4. Die PVA legte die Beschwerde dem Bundesverwaltungsgericht vor und verwies in ihrem Begleitschreiben vom 10.03.2017 auf §§ 18b Abs 2 sowie 255 Abs 1 Z 3 ASVG. Inklusive des Monats der Antragstellung sei eine Selbstversicherung nur maximal 13 Monate rückwirkend möglich. Im Jahr 2008 habe die BF bei der PVA einen Antrag auf Alterspension gestellt. Dieser Antrag habe sich auf eine Leistung aus Litauen bezogen. Die PVA habe daraufhin ein zwischenstaatliches Verfahren eingeleitet. Ein vor dem 19.12.2016 gestellter Antrag der BF auf Selbstversicherung nach § 18b ASVG finde sich nicht im Akt der PVA, auch keine Niederschrift über ein diesbezügliches Gespräch oder über eine entsprechende Auskunft der PVA.

5. Mit Schreiben vom 29.10.2018 übermittelte das Bundesverwaltungsgericht der BF das Begleitschreiben der PVA zur Beschwerdevorlage und gab der BF die Gelegenheit sich überdies dazu zu äußern, dass sich im Akt kein Antrag auf Selbstversicherung aus den Jahr 2008 befinde.

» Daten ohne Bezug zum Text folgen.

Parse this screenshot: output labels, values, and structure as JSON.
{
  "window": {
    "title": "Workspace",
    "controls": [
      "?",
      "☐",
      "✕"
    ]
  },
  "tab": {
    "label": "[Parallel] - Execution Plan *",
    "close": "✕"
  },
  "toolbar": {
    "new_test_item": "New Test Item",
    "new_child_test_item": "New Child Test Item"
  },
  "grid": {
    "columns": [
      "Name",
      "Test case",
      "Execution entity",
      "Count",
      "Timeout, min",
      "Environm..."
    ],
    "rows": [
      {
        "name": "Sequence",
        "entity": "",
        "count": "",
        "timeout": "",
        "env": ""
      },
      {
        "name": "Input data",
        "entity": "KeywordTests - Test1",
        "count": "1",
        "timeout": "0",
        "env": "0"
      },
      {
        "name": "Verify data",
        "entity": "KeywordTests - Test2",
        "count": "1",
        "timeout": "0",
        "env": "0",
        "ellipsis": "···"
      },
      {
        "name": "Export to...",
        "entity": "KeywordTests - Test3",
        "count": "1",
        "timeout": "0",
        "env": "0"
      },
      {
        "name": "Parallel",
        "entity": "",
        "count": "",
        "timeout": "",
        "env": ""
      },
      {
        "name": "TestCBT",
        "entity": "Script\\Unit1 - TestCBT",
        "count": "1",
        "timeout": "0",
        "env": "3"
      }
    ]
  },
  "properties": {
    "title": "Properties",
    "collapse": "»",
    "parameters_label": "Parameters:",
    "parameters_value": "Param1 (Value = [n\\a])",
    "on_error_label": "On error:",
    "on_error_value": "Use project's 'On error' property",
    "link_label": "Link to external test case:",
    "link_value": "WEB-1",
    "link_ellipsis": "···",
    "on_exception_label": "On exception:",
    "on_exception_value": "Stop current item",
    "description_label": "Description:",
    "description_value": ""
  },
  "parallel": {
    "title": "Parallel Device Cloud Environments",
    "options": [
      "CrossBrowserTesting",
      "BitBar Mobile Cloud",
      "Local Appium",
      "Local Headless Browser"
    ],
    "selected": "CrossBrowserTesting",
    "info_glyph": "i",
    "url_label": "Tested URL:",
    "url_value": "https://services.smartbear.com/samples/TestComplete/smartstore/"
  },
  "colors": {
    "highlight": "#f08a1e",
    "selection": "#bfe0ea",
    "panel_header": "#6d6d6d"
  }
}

Es erfolgte keine Stellungnahme der BF binnen der angeführten Frist.

II. Das Bundesverwaltungsgericht hat erwogen:

1. Feststellungen:

Die BF stellte am 19.12.2016 gegenständlichen Antrag auf Selbstversicherung in der Pensionsversicherung für Zeiten der Pflege ihres Ehemanns A gemäß § 18b ASVG ab 18.07.2008.

Der Ehemann der BF bezieht seit 01.03.2008 ein Pflegegeld in der Höhe der Stufe 3 und wird von der BF in häuslicher Umgebung gepflegt.

2. Beweiswürdigung:

Der festgestellte Sachverhalt ergibt sich aus dem übermittelten Verwaltungsakt insbesondere aus dem gegenständlichen Antrag vom 19.12.2009, den vorgelegten Melderegisterauskünften und dem Bescheid der Pensionsversicherungsanstalt über die Zuerkennung des Pflegegeldes.

3. Rechtliche Beurteilung:

Gemäß § 6 BVwGG entscheidet das Bundesverwaltungsgericht durch Einzelrichter, sofern nicht in Bundes- oder Landesgesetzen die Entscheidung durch Senate vorgesehen ist.

Gemäß § 414 Abs. 2 ASVG entscheidet das Bundesverwaltungsgericht nur in Angelegenheiten nach § 410 Abs. 1 Z 1, 2 und 6 bis 9 und nur auf Antrag einer Partei durch Senat.

Die vorliegende Angelegenheit ist nicht von § 414 Abs. 2 ASVG umfasst. Gegenständlich liegt somit Einzelrichterzuständigkeit vor.

Das Verfahren der Verwaltungsgerichte mit Ausnahme des Bundesfinanzgerichtes ist durch das VwGVG, BGBl. I Nr. 33/2013, geregelt (§ 1 leg.cit.). Gemäß § 58 Abs. 2 VwGVG bleiben entgegenstehende Bestimmungen, die zum Zeitpunkt des Inkrafttretens dieses Bundesgesetzes bereits kundgemacht wurden, in Kraft.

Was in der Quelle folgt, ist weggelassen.